Возле меня, тем временем, идёт оживлённый разговор. Пашеньке уже хорошо. Лёва слушает его внимательно и задаёт правильные вопросы про МяснЫй лес.
– И ты не бросил всё, не побежал, а стал спокойно сворачиваться?
Фарфоровое гостеприимство – отличительная черта Лёвы. Он никогда не позволит гостю скучать или чувствовать себя неловко. Он всегда будет провоцировать тему, благоприятную для собеседника. Со мной – удивляется равнодушию времени к поэзии, с Гариком – понимающе молчит и истерично смеётся в нужный момент. С Нинель, которую я сюда пару раз затаскивала, умудряется сбить всю спесь образованности и перейти к более интересным ей темам: что, на ком, как сидит, и что в данном случае дешевле – изменить фигуру или перешить вещь. Причём, показы мод и бесконечные клипы МТV, в отличие от Нинель, Лёва не смотрит никогда, однако в теме чувствует себя свободно. Как и вообще в любой теме. Я всегда раздражаюсь, наблюдая за их разговорами:
– Фарфоровая кукла со старческой пластикой, – говорит Нинель, вызванная Лёвой на разговор о примадонне отечественного шоу-бизнеса, – Раз уж так тратится на омолаживания и пластические операции, могла бы и над движениями поработать. Стыдно же! Крупный план – вроде и ничего. Звезда улыбается, звезда морщится. Отъезд – и… мама моя родная! старушка в доме престарелых, и осанка старушечья и поза, и положение головы…

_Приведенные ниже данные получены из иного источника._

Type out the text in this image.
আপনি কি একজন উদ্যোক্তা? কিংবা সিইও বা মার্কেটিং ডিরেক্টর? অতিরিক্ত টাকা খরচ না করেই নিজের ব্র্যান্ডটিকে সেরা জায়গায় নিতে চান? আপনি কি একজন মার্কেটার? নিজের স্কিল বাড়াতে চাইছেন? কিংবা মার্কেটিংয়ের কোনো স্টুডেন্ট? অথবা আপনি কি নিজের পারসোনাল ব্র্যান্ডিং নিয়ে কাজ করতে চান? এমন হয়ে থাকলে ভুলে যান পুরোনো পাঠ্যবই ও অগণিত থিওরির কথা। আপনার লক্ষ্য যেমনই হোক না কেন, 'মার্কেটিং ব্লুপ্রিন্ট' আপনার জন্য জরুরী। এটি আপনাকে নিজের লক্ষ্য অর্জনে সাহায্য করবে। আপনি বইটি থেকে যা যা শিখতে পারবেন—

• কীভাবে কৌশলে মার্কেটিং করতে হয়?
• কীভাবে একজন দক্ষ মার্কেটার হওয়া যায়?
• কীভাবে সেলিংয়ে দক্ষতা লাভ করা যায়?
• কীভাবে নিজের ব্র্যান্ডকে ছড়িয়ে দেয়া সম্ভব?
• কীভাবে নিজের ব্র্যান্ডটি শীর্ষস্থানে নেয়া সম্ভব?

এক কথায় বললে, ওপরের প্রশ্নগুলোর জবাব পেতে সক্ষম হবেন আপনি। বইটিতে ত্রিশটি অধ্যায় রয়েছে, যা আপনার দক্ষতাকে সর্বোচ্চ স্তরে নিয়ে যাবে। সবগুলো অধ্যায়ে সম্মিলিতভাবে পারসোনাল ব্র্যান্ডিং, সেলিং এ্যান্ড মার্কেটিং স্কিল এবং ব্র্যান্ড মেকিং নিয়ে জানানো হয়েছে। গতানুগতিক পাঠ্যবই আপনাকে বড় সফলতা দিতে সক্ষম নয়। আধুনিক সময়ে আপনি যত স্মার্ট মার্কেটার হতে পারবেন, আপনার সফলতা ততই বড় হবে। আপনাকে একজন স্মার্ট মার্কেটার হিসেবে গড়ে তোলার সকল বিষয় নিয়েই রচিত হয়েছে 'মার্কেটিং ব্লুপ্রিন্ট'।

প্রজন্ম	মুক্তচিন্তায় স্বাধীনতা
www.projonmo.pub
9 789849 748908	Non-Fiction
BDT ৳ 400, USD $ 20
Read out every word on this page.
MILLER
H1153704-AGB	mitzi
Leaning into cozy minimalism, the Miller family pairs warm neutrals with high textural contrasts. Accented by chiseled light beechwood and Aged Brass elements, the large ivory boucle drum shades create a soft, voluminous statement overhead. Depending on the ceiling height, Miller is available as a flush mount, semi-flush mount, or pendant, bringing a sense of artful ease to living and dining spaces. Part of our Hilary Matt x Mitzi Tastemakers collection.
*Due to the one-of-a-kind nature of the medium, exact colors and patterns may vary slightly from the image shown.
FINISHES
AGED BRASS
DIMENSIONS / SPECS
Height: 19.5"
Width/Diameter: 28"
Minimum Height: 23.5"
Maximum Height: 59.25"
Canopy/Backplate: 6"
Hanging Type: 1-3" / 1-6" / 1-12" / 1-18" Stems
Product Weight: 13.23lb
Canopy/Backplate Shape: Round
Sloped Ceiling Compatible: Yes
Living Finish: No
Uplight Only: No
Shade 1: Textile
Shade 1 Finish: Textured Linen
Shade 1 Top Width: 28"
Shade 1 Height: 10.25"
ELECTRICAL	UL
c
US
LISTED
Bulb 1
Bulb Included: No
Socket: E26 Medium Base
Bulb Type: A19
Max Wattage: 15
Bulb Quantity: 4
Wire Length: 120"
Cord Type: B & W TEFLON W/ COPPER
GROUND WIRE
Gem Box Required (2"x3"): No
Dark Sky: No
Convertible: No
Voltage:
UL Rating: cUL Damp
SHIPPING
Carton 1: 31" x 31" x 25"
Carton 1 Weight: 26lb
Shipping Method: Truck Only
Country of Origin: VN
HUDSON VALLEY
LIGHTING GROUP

Лёва кивает с пониманием, подбадривая Нинель на новые изыски мысли. Потом замечает, что она исчерпалась, подталкивает на новый поток. Незаметно, ненавязчиво:
– А как она одевается! – фраза ничего не значащая, трактующаяся всевозможными способами, но Нинель, естественно, видит в этом высказывание единомышленника и загорается.
– Как верно ты, Лёва, подметил, как точно! Одевается она стратегически верно. Стилисты у неё, что надо… Они ей правильный образ забабахали, потомки его никогда не забудут.
– Вспоминается анекдот: «Вы знаете, кто такой Брежнев? Это мелкий политический деятель эпохи Аллы Пугачевой», – поддакивает Лёва.
Я не удерживаюсь:
– При чём тут это! Вспомните лучше, как она поёт. Точнее, сорри, как пела. И что пела? Мандельштама пела, когда ещё было неположено!